La nena fue trasladada por sus propios familiares a la Clínica Constituyente donde recibió las primeras curaciones, y después la derivaron al Hospital Militar del barrio porteño de Palermo, donde quedó internada pero fuera de peligro. De acuerdo con el testimonio de su abuelo, la bala impactó en el hombro izquierdo de Abril pero no lo atravesó, sino que el plomo siguió haciendo daño en su camino y terminó alojado en una de sus costillas.

 

 

“Los médicos nos dijeron que le rozó un pulmón”, contó Juan Carlos, consciente de que no fue una tragedia por apenas algún milímetro. Abril seguirá internada y será operada en las próximas horas para que le retiren el proyectil.
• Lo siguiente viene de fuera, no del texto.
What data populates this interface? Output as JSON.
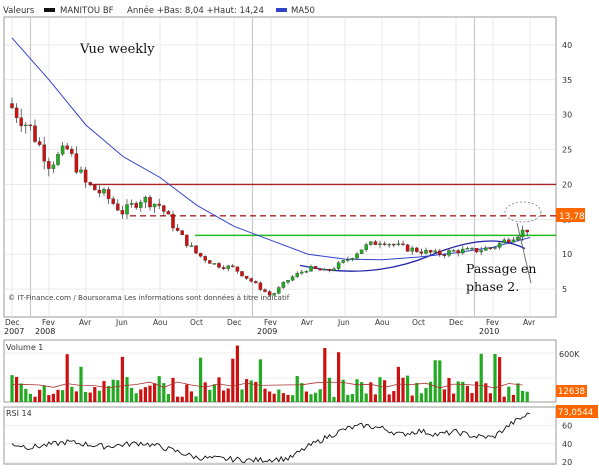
{
  "header": {
    "valeurs_label": "Valeurs",
    "ticker": "MANITOU BF",
    "range_text": "Année +Bas: 8,04 +Haut: 14,24",
    "ma_label": "MA50"
  },
  "annotations": {
    "view_label": "Vue weekly",
    "phase_line1": "Passage en",
    "phase_line2": "phase 2.",
    "source": "© IT-Finance.com / Boursorama Les informations sont données à titre indicatif"
  },
  "time_axis": {
    "months": [
      "Dec",
      "Fev",
      "Avr",
      "Jun",
      "Aou",
      "Oct",
      "Dec",
      "Fev",
      "Avr",
      "Jun",
      "Aou",
      "Oct",
      "Dec",
      "Fev",
      "Avr"
    ],
    "years": [
      "2007",
      "2008",
      "2009",
      "2010"
    ]
  },
  "price_axis": {
    "ticks": [
      "40",
      "35",
      "30",
      "25",
      "20",
      "15",
      "10",
      "5"
    ]
  },
  "last_price_label": "13,78",
  "volume_panel": {
    "title": "Volume 1",
    "tick": "600K",
    "last_label": "12638"
  },
  "rsi_panel": {
    "title": "RSI 14",
    "ticks": [
      "60",
      "40",
      "20"
    ],
    "last_label": "73,0544"
  },
  "colors": {
    "up": "#22aa22",
    "down": "#cc1111",
    "ma": "#3344cc",
    "resistance": "#aa2222",
    "support": "#22bb22",
    "trendline": "#2222aa",
    "grid": "#dcdcdc"
  },
  "chart_data": [
    {
      "type": "candlestick",
      "title": "MANITOU BF",
      "timeframe": "weekly",
      "yticks": [
        5,
        10,
        15,
        20,
        25,
        30,
        35,
        40
      ],
      "ylim": [
        1,
        44
      ],
      "grid": true,
      "series": [
        {
          "name": "MANITOU BF",
          "x": [
            "2007-12",
            "2008-01",
            "2008-02",
            "2008-03",
            "2008-04",
            "2008-05",
            "2008-06",
            "2008-07",
            "2008-08",
            "2008-09",
            "2008-10",
            "2008-11",
            "2008-12",
            "2009-01",
            "2009-02",
            "2009-03",
            "2009-04",
            "2009-05",
            "2009-06",
            "2009-07",
            "2009-08",
            "2009-09",
            "2009-10",
            "2009-11",
            "2009-12",
            "2010-01",
            "2010-02",
            "2010-03",
            "2010-04"
          ],
          "values": [
            31,
            28,
            23,
            25,
            20,
            18.5,
            16,
            18,
            17,
            13,
            10,
            8.5,
            8,
            6,
            4,
            6.5,
            8,
            7.5,
            9,
            11,
            12,
            11,
            10.5,
            10,
            10.5,
            10.5,
            11,
            12.5,
            13.78
          ]
        },
        {
          "name": "MA50",
          "x": [
            "2007-12",
            "2008-02",
            "2008-04",
            "2008-06",
            "2008-08",
            "2008-10",
            "2008-12",
            "2009-02",
            "2009-04",
            "2009-06",
            "2009-08",
            "2009-10",
            "2009-12",
            "2010-02",
            "2010-04"
          ],
          "values": [
            41,
            35,
            28.5,
            24,
            21,
            17,
            14,
            12,
            10,
            9.3,
            9.2,
            9.6,
            10.2,
            11,
            12.4
          ]
        }
      ],
      "horizontal_lines": [
        {
          "value": 20,
          "style": "solid",
          "color": "resistance"
        },
        {
          "value": 15.5,
          "style": "dashed",
          "color": "resistance"
        },
        {
          "value": 12.7,
          "style": "solid",
          "color": "support"
        }
      ],
      "last_value": 13.78
    },
    {
      "type": "bar",
      "title": "Volume 1",
      "ylim": [
        0,
        700000
      ],
      "yticks": [
        600000
      ],
      "last_value": 12638
    },
    {
      "type": "line",
      "title": "RSI 14",
      "ylim": [
        18,
        80
      ],
      "yticks": [
        20,
        40,
        60
      ],
      "x": [
        "2007-12",
        "2008-01",
        "2008-03",
        "2008-05",
        "2008-07",
        "2008-08",
        "2008-10",
        "2008-12",
        "2009-01",
        "2009-03",
        "2009-04",
        "2009-05",
        "2009-06",
        "2009-07",
        "2009-08",
        "2009-09",
        "2009-10",
        "2009-11",
        "2009-12",
        "2010-01",
        "2010-02",
        "2010-03",
        "2010-04"
      ],
      "values": [
        40,
        36,
        42,
        37,
        41,
        37,
        25,
        23,
        22,
        24,
        37,
        47,
        56,
        60,
        57,
        50,
        54,
        50,
        53,
        48,
        47,
        62,
        73.0544
      ]
    }
  ]
}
Ella está estable, pero el trauma no la abandonó. “Está asustada, no dice una palabra desde que esto pasó”, se lamentó el abuelo.

Según la declaración de los testigos, los tiradores eran dos hombres a bordo de una moto. Abrieron fuego desde la calle Poeta Risso en dirección al Barrio Rona II, a unos 150 metros de distancia de donde vive la víctima con su familia. La escena en la que trabajaron los peritos poco después daba muestra de lo que había sido el feroz ataque: encontraron unas 20 vainas servidas calibre 9 milímetros.
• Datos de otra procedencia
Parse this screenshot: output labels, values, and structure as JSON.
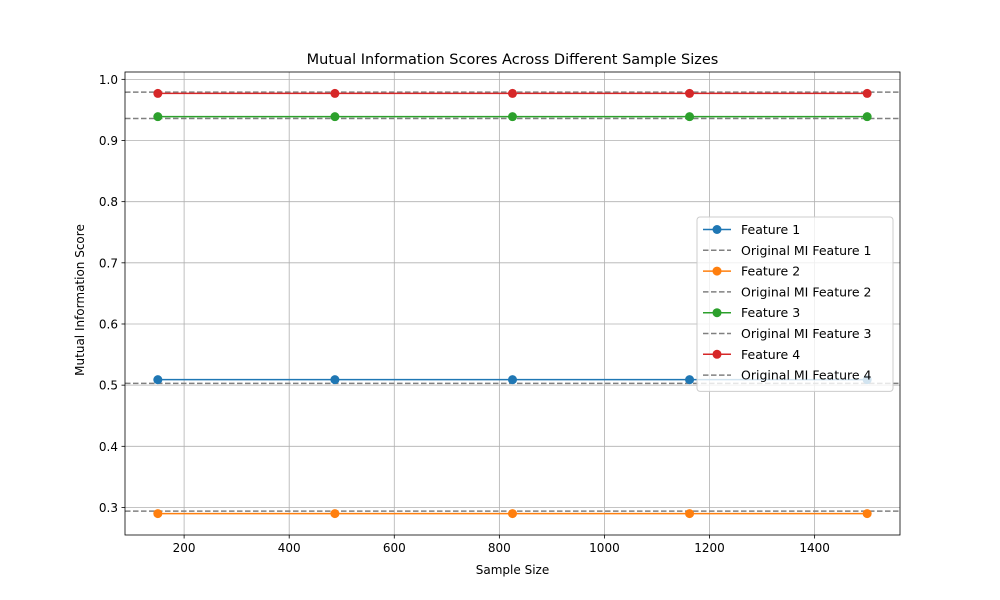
{
  "chart_data": {
    "type": "line",
    "title": "Mutual Information Scores Across Different Sample Sizes",
    "xlabel": "Sample Size",
    "ylabel": "Mutual Information Score",
    "xlim": [
      87.5,
      1562.5
    ],
    "ylim": [
      0.255,
      1.012
    ],
    "xticks": [
      200,
      400,
      600,
      800,
      1000,
      1200,
      1400
    ],
    "yticks": [
      0.3,
      0.4,
      0.5,
      0.6,
      0.7,
      0.8,
      0.9,
      1.0
    ],
    "ytick_labels": [
      "0.3",
      "0.4",
      "0.5",
      "0.6",
      "0.7",
      "0.8",
      "0.9",
      "1.0"
    ],
    "grid": true,
    "legend_position": "center-right",
    "x": [
      150,
      487,
      825,
      1162,
      1500
    ],
    "series": [
      {
        "name": "Feature 1",
        "color": "#1f77b4",
        "values": [
          0.509,
          0.509,
          0.509,
          0.509,
          0.509
        ]
      },
      {
        "name": "Feature 2",
        "color": "#ff7f0e",
        "values": [
          0.29,
          0.29,
          0.29,
          0.29,
          0.29
        ]
      },
      {
        "name": "Feature 3",
        "color": "#2ca02c",
        "values": [
          0.939,
          0.939,
          0.939,
          0.939,
          0.939
        ]
      },
      {
        "name": "Feature 4",
        "color": "#d62728",
        "values": [
          0.977,
          0.977,
          0.977,
          0.977,
          0.977
        ]
      }
    ],
    "reference_lines": [
      {
        "name": "Original MI Feature 1",
        "color": "#808080",
        "style": "dashed",
        "value": 0.503
      },
      {
        "name": "Original MI Feature 2",
        "color": "#808080",
        "style": "dashed",
        "value": 0.294
      },
      {
        "name": "Original MI Feature 3",
        "color": "#808080",
        "style": "dashed",
        "value": 0.936
      },
      {
        "name": "Original MI Feature 4",
        "color": "#808080",
        "style": "dashed",
        "value": 0.979
      }
    ]
  }
}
Si bien las primeras versiones no descartaban un presunto ajuste de cuentas, Juan Carlos lo puso en duda y señaló que resultaba extraño que hubieran disparado contra los frentes de todas las casas de la cuadra, e incluso de algunos autos, si tenían un objetivo. “Si fue un mensaje mafioso, no sabemos para quién fue”, reflexionó el hombre.

La causa fue caratulada como “abuso de armas y lesiones” y es investigada por el fiscal Sergio Dileo, a cargo de la Unidad Funcional de Instrucción (UFI) 6 de Morón.